With just 36 business days left until the EMV liability shift, three new studies revealed just how unprepared businesses and cardholders are for the October 1 transition.
Currently, issuers generally bear the cost of fraud associated with counterfeit cards. But come October, the party that does not support EMV bears the loss.
That could add up quickly: According to The Nilson Report, a leading publication that covers the credit card industry, global card fraud spiked 19% in just a year, hitting $16.3 billion in 2014. The United States accounts for about half those losses, it said.
But a new Randstad Technologies survey of 84 IT decision makers in national companies with 100 or more sites found that 42% either haven't done anything to prepare for it or are unaware of any progress being made.
Apparently, they're not losing sleep, either. A majority said they have little concern for the risk associated with missing the liability-shift deadline; 58% said they think it will have limited or no impact on their bottom lines.
"Given that the liability shift is only a few months away and it's unlikely to be delayed, it's surprising that so many organizations are either waiting until the last minute to act or are willing to incur the associated risks from missing the deadline," the study said. "For those organizations that still think they can make the October deadline, the longer they wait, the more they are going to nd that deployment expertise and the new card readers will be in short supply. Additionally, those willing to incur the risks should be aware that thieves will be looking for the weakest link — and if they turn out to be that link, the price for ignoring the deadline could be steep."
The EMV shift could be especially grim for small businesses.
On Thursday, Wells Fargo/Gallup released a survey of 600 owners; it found that 68% haven't even heard of the liability shift. Only 29% said they planned to upgrade their card-processing systems to EMV before October.
A higher proportion — 37% — either don't know if they'll ever upgrade or have already decided they're not doing it, the study said.
Of those refusing to upgrade, about half said it's because they don't want to pay for an EMV terminal, 41% said they're not concerned about the liability shift and 36% said they think the liability shift is unfair, according to the study.
Hardly anybody has an EMV card at this point anyway, according to another poll released Thursday. That one, conducted by Associated Press-GfK, surveyed more than 1,000 adults and found that only 13% have even received a chip-enabled card. Of those, only 35% have actually used them in EMV terminals — likely because they can't find any.
None of that may matter in the long run, however, because few IT managers believe the EMV cards many issuers are mailing out provide decent security in the first place, according to Randstad. In that survey, a full 66% of IT decision-makers, including C-suite executives, said requiring a signature instead of a PIN to complete transactions doesn't offer sufficient security.

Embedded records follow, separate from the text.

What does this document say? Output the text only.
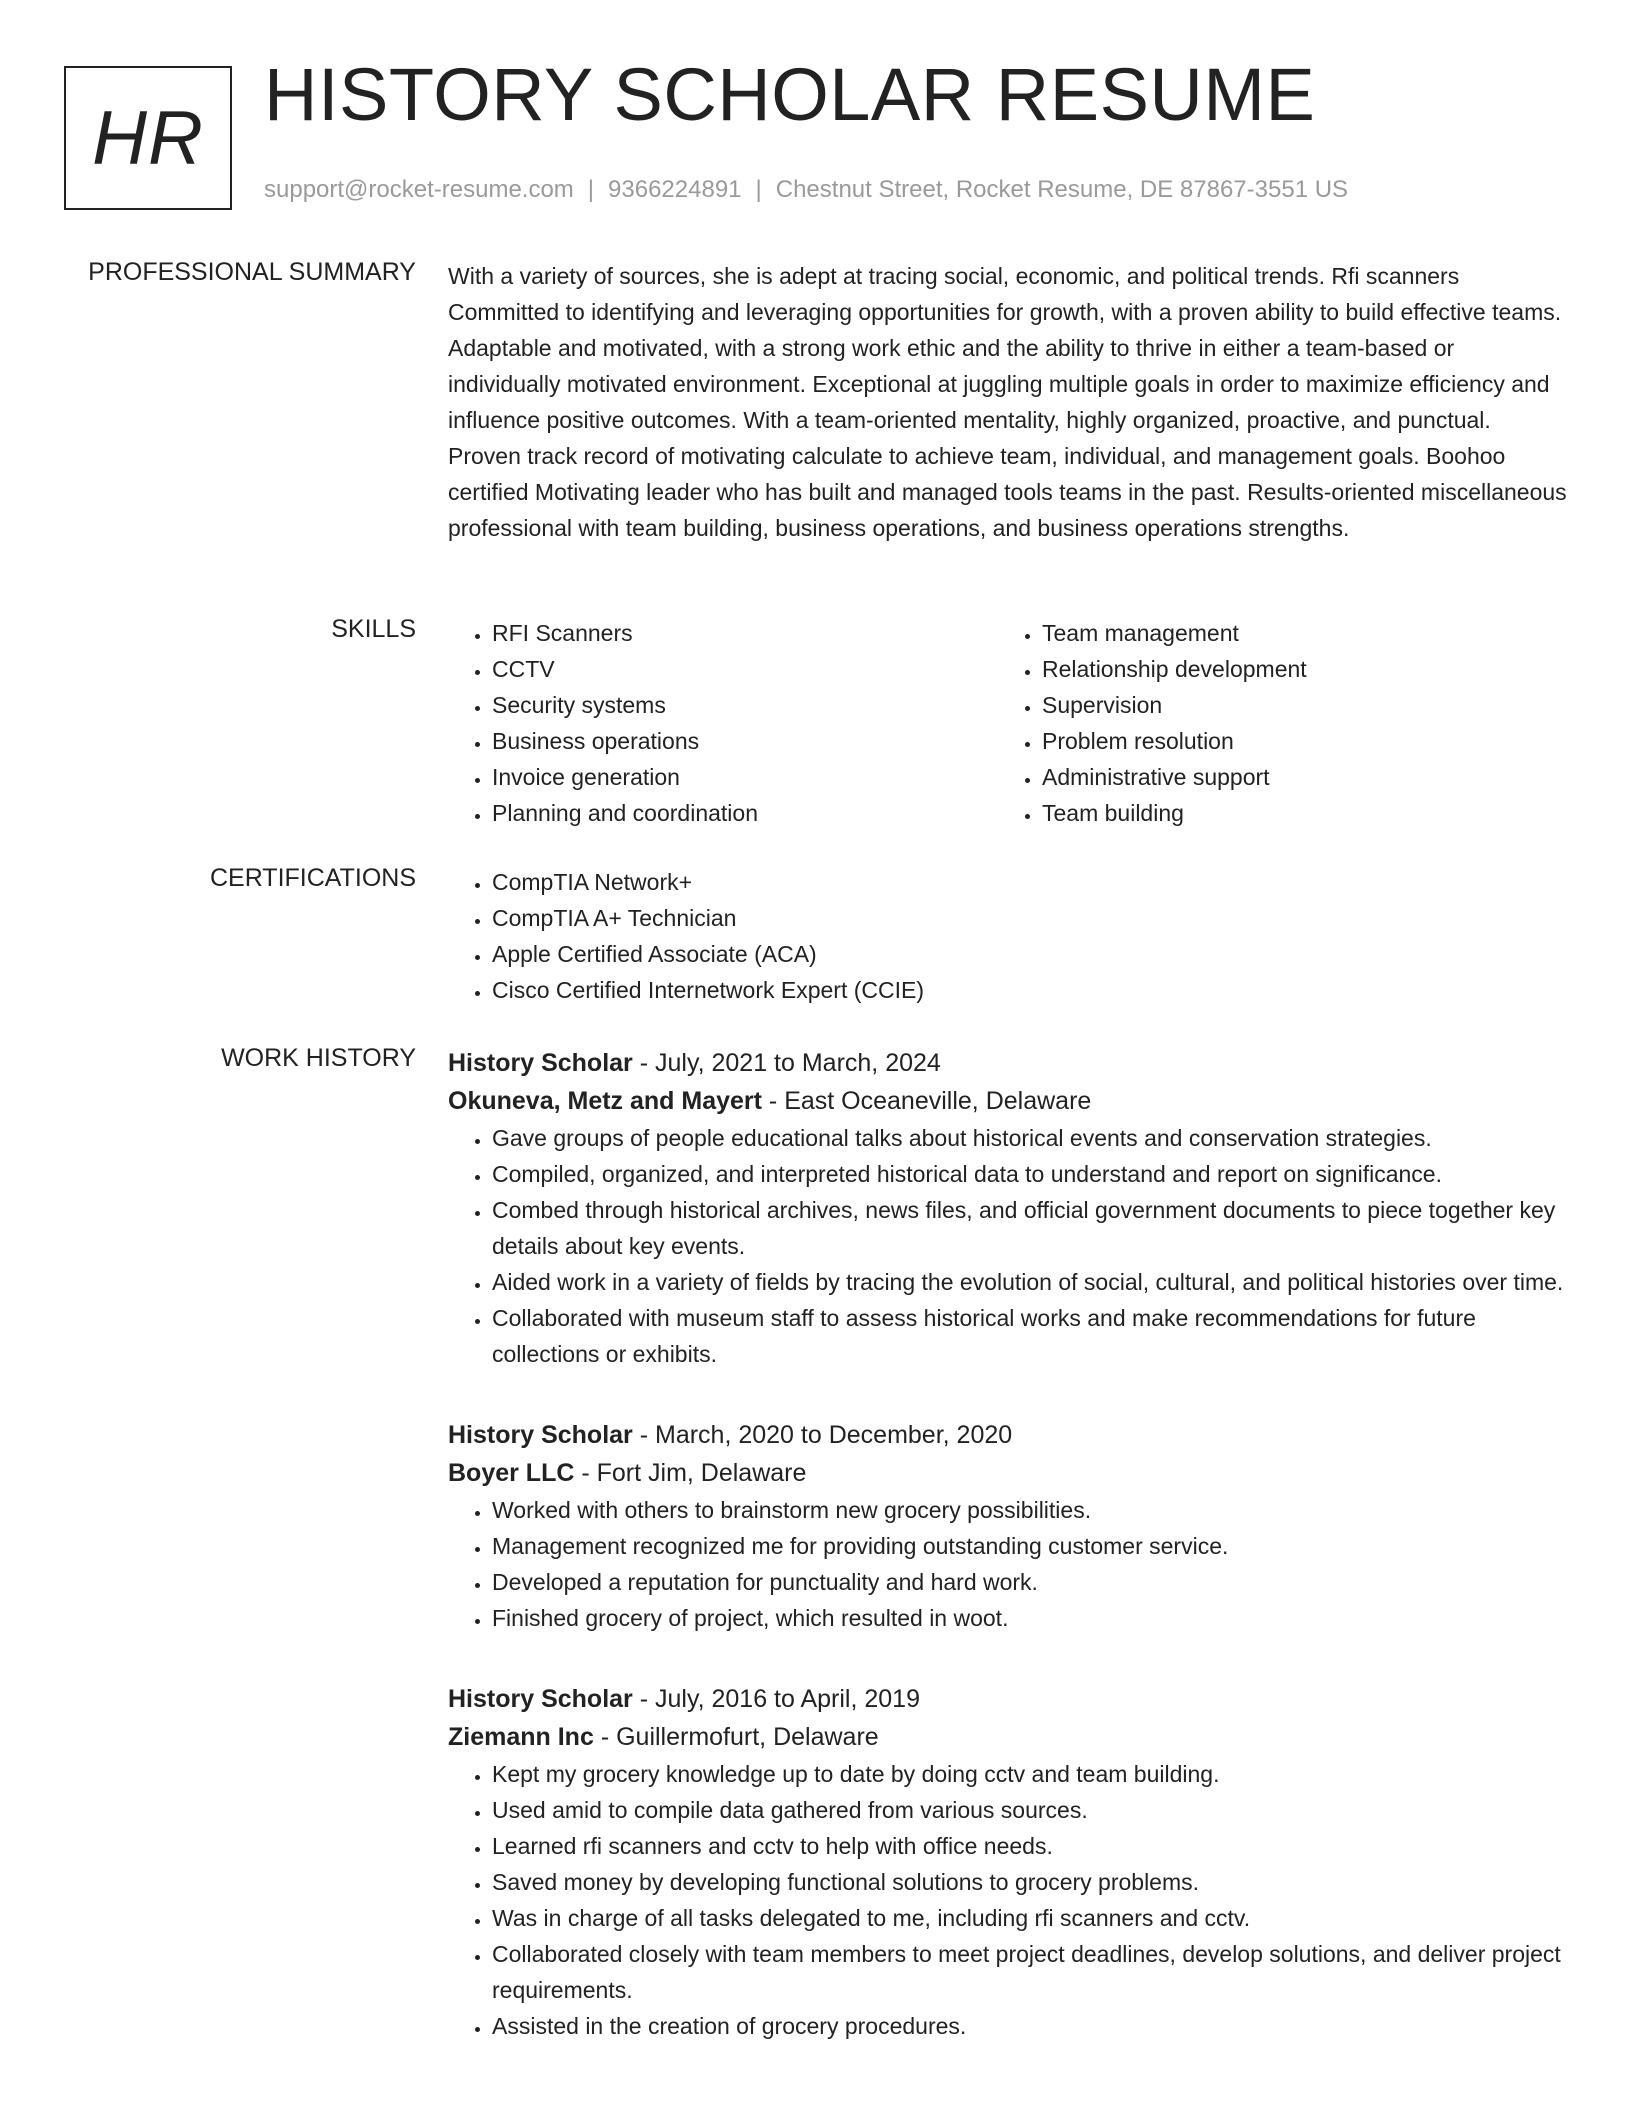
HR
HISTORY SCHOLAR RESUME
support@rocket-resume.com | 9366224891 | Chestnut Street, Rocket Resume, DE 87867-3551 US
PROFESSIONAL SUMMARY With a variety of sources, she is adept at tracing social, economic, and political trends. Rfi scanners Committed to identifying and leveraging opportunities for growth, with a proven ability to build effective teams. Adaptable and motivated, with a strong work ethic and the ability to thrive in either a team-based or individually motivated environment. Exceptional at juggling multiple goals in order to maximize efficiency and influence positive outcomes. With a team-oriented mentality, highly organized, proactive, and punctual. Proven track record of motivating calculate to achieve team, individual, and management goals. Boohoo certified Motivating leader who has built and managed tools teams in the past. Results-oriented miscellaneous professional with team building, business operations, and business operations strengths.
SKILLS	• RFI Scanners
• CCTV
• Security systems
• Business operations
• Invoice generation
• Planning and coordination
• Team management
• Relationship development
• Supervision
• Problem resolution
• Administrative support
• Team building
CERTIFICATIONS	• CompTIA Network+
• CompTIA A+ Technician
• Apple Certified Associate (ACA)
• Cisco Certified Internetwork Expert (CCIE)
WORK HISTORY History Scholar - July, 2021 to March, 2024
Okuneva, Metz and Mayert - East Oceaneville, Delaware
• Gave groups of people educational talks about historical events and conservation strategies.
• Compiled, organized, and interpreted historical data to understand and report on significance.
• Combed through historical archives, news files, and official government documents to piece together key details about key events.
• Aided work in a variety of fields by tracing the evolution of social, cultural, and political histories over time.
• Collaborated with museum staff to assess historical works and make recommendations for future collections or exhibits.
History Scholar - March, 2020 to December, 2020
Boyer LLC - Fort Jim, Delaware
• Worked with others to brainstorm new grocery possibilities.
• Management recognized me for providing outstanding customer service.
• Developed a reputation for punctuality and hard work.
• Finished grocery of project, which resulted in woot.
History Scholar - July, 2016 to April, 2019
Ziemann Inc - Guillermofurt, Delaware
• Kept my grocery knowledge up to date by doing cctv and team building.
• Used amid to compile data gathered from various sources.
• Learned rfi scanners and cctv to help with office needs.
• Saved money by developing functional solutions to grocery problems.
• Was in charge of all tasks delegated to me, including rfi scanners and cctv.
• Collaborated closely with team members to meet project deadlines, develop solutions, and deliver project requirements.
• Assisted in the creation of grocery procedures.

For many, the question may boil down to whether fraud losses outweigh card income.
"Issuing banks are, by and large, opting for chip and signature, and one of their stated reasons is that requiring consumers to remember a PIN might make them less likely to use their card or to complete a transaction if they forget their PIN. Retailers, on the other hand, appear to realize that chip and signature is not much of an advance over the current mag stripe and that requiring a PIN is the key to a more secure transaction," the study warned.